July was a rough month for me. I had Max at home with me almost full time and I was feeling HUGE. The heat was almost unbearable and we spent most of our time indoors. I couldn't take him to the park or the zoo, it was a struggle at times to just get over to Kendall's office to have lunch. I had a lot of swelling and belly pain. I started having contractions, especially when stressed. I definitely couldn't wait for August to get here.
FINALLY August 19th arrived. It was an emotional day. I was struggling to not feel guilty that I was bringing home another child to divide my attention from Max. I was nervous that things wouldn't go as smoothly in surgery as they did the first time. And I was terrified of the pain of recovery, even knowing how I did the last time. While some fears were warranted, others were proven wrong. Max is IN LOVE with Michael and doesn't seem to bear me any ill will for bringing him home. He's been extremely helpful- getting diapers, trying to calm Michael when he cries and looking out for him when we ride in the car.
However, my recovery was not as easy as the last time. I've heard this is common with second babies and c-sections, but I just wasn't prepared for how tough it was. Everyone said I did great and that I was really getting around well those first few days, but it sure didn't feel like it. I was able to manage pain without taking crazy pain killers and that could be why it was a little more difficult. I also had a really bad first night in the hospital (a different one than last time) and that didn't help either.
Other than that, everything feels just a little easier with a newborn. My milk came in faster, I understand how to get him on the breast and didn't have near the problems I did with Max. I'm not quite as anxious this time around about crying. Sometimes babies cry. After Max's colic, I think crying got a lot easier to hear. I am a little worried Michael will have colic. He is already showing gassy tendencies. We will probably be dealing with reflux again at the very least. The poor kid is like a fartmonica. He's also starting to spit up and he's only 12 days old! I'm less anxious when he's sleeping and have even managed to get a shower and ready for the day before lunch time without breaking a sweat!

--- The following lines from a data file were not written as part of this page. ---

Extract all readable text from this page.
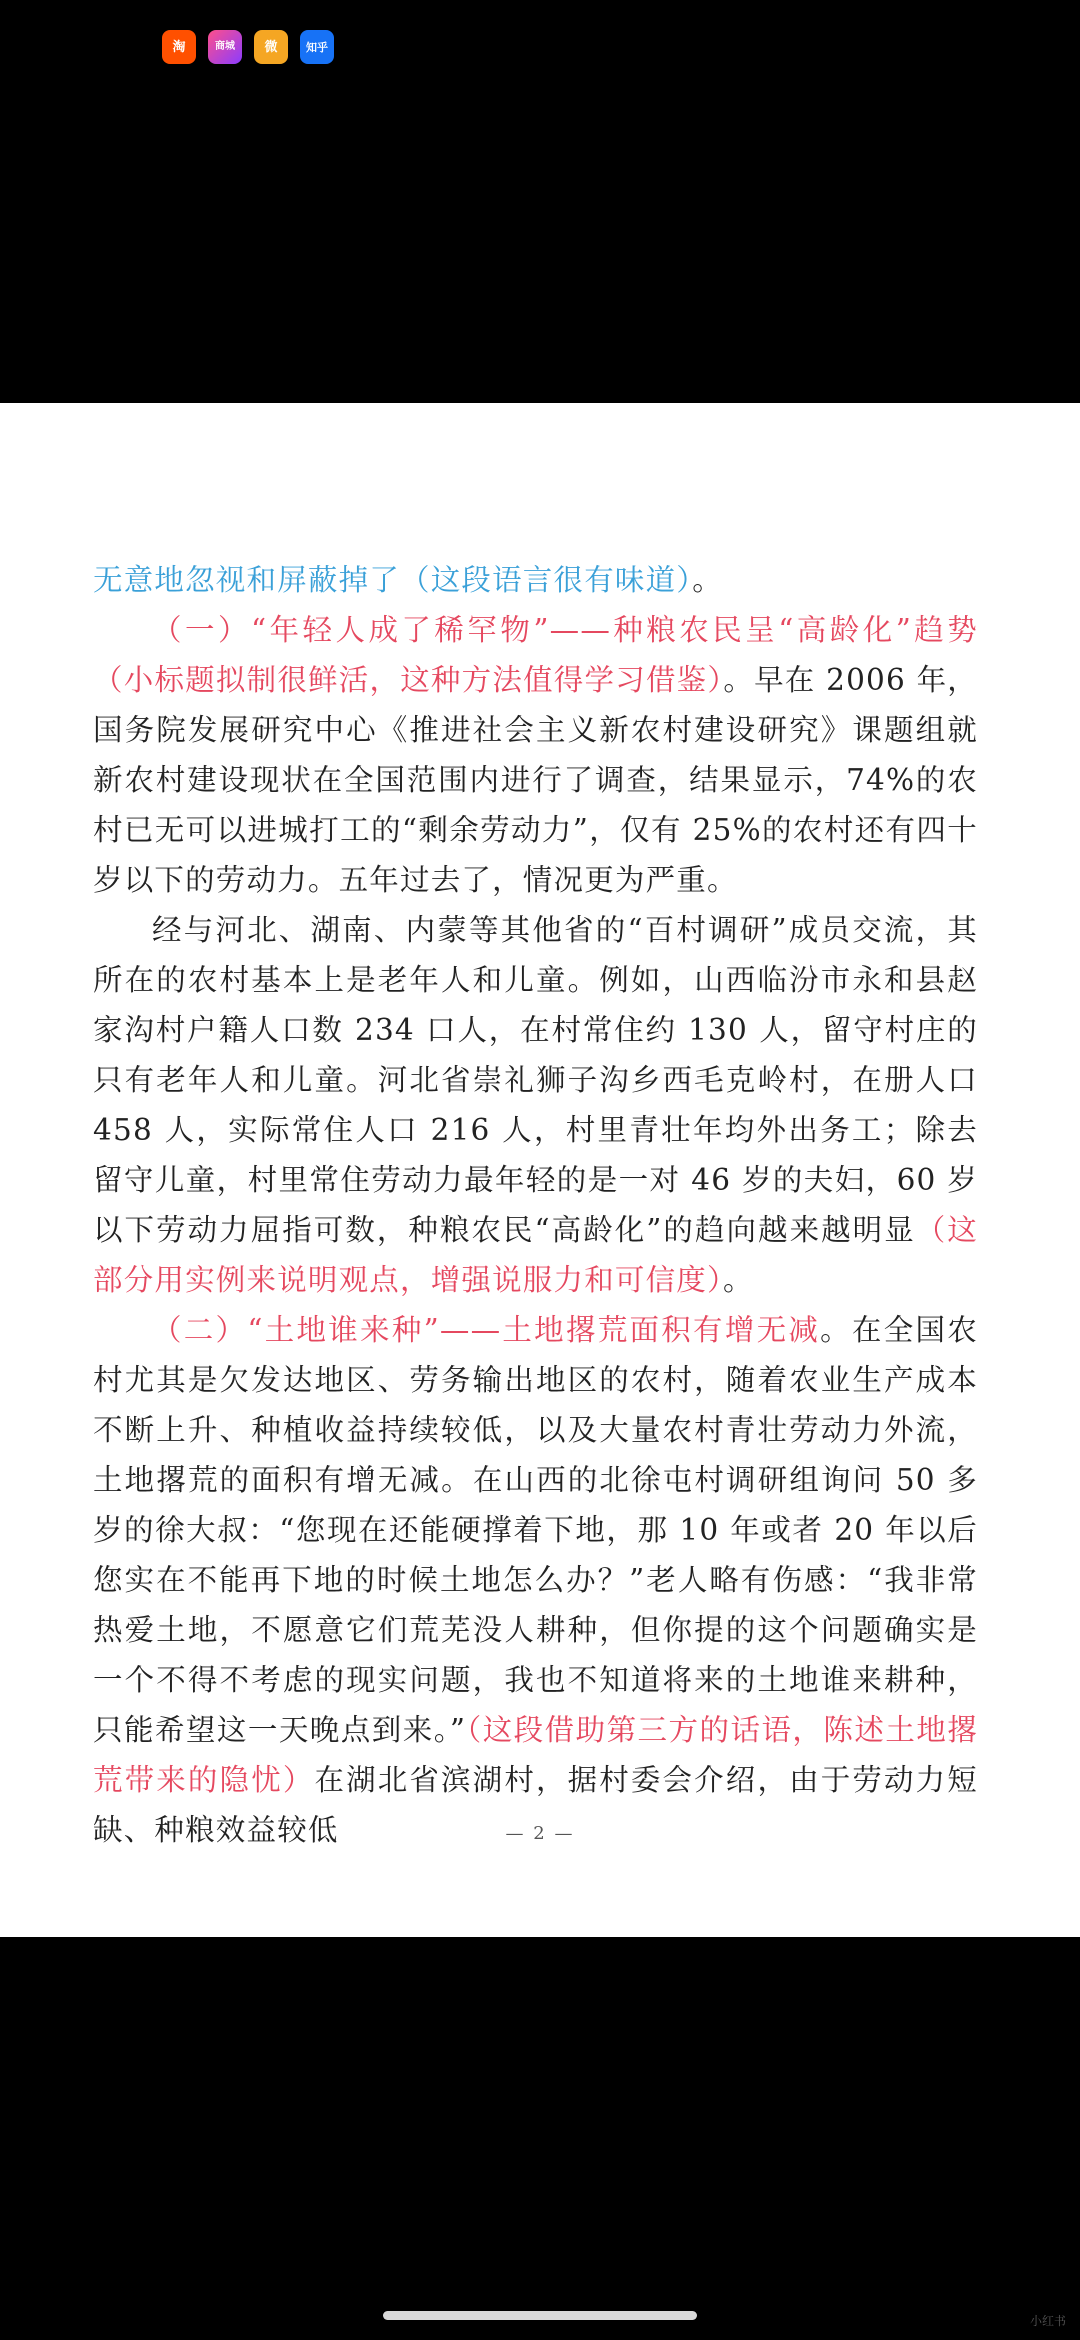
淘	商城	微	知乎

无意地忽视和屏蔽掉了（这段语言很有味道）。

（一）“年轻人成了稀罕物”——种粮农民呈“高龄化”趋势（小标题拟制很鲜活，这种方法值得学习借鉴）。早在 2006 年，国务院发展研究中心《推进社会主义新农村建设研究》课题组就新农村建设现状在全国范围内进行了调查，结果显示，74%的农村已无可以进城打工的“剩余劳动力”，仅有 25%的农村还有四十岁以下的劳动力。五年过去了，情况更为严重。

经与河北、湖南、内蒙等其他省的“百村调研”成员交流，其所在的农村基本上是老年人和儿童。例如，山西临汾市永和县赵家沟村户籍人口数 234 口人，在村常住约 130 人，留守村庄的只有老年人和儿童。河北省崇礼狮子沟乡西毛克岭村，在册人口 458 人，实际常住人口 216 人，村里青壮年均外出务工；除去留守儿童，村里常住劳动力最年轻的是一对 46 岁的夫妇，60 岁以下劳动力屈指可数，种粮农民“高龄化”的趋向越来越明显（这部分用实例来说明观点，增强说服力和可信度）。

（二）“土地谁来种”——土地撂荒面积有增无减。在全国农村尤其是欠发达地区、劳务输出地区的农村，随着农业生产成本不断上升、种植收益持续较低，以及大量农村青壮劳动力外流，土地撂荒的面积有增无减。在山西的北徐屯村调研组询问 50 多岁的徐大叔：“您现在还能硬撑着下地，那 10 年或者 20 年以后您实在不能再下地的时候土地怎么办？”老人略有伤感：“我非常热爱土地，不愿意它们荒芜没人耕种，但你提的这个问题确实是一个不得不考虑的现实问题，我也不知道将来的土地谁来耕种，只能希望这一天晚点到来。”（这段借助第三方的话语，陈述土地撂荒带来的隐忧）在湖北省滨湖村，据村委会介绍，由于劳动力短缺、种粮效益较低	— 2 —
小红书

I still kind of can't believe I have two boys. I think if we had had a girl this time, it might seem a little more real, but sometimes I look at Michael and forget it's not Max lying there. So many of their newborn facial features are the same. Michael has a lot less rolls (his legs are actually SCRAWNY) and he got my fingers and toes and his hair is much lighter, but his eyes, ears, nose and mouth are so much like Max it's uncanny. They even wrinkle their brows the same way when distressed. But Michael is his own child. He is already showing signs of his own personality. I can't WAIT to see how he grows and changes. And I can't wait for the age when he and Max can finally play together and be BROTHERS.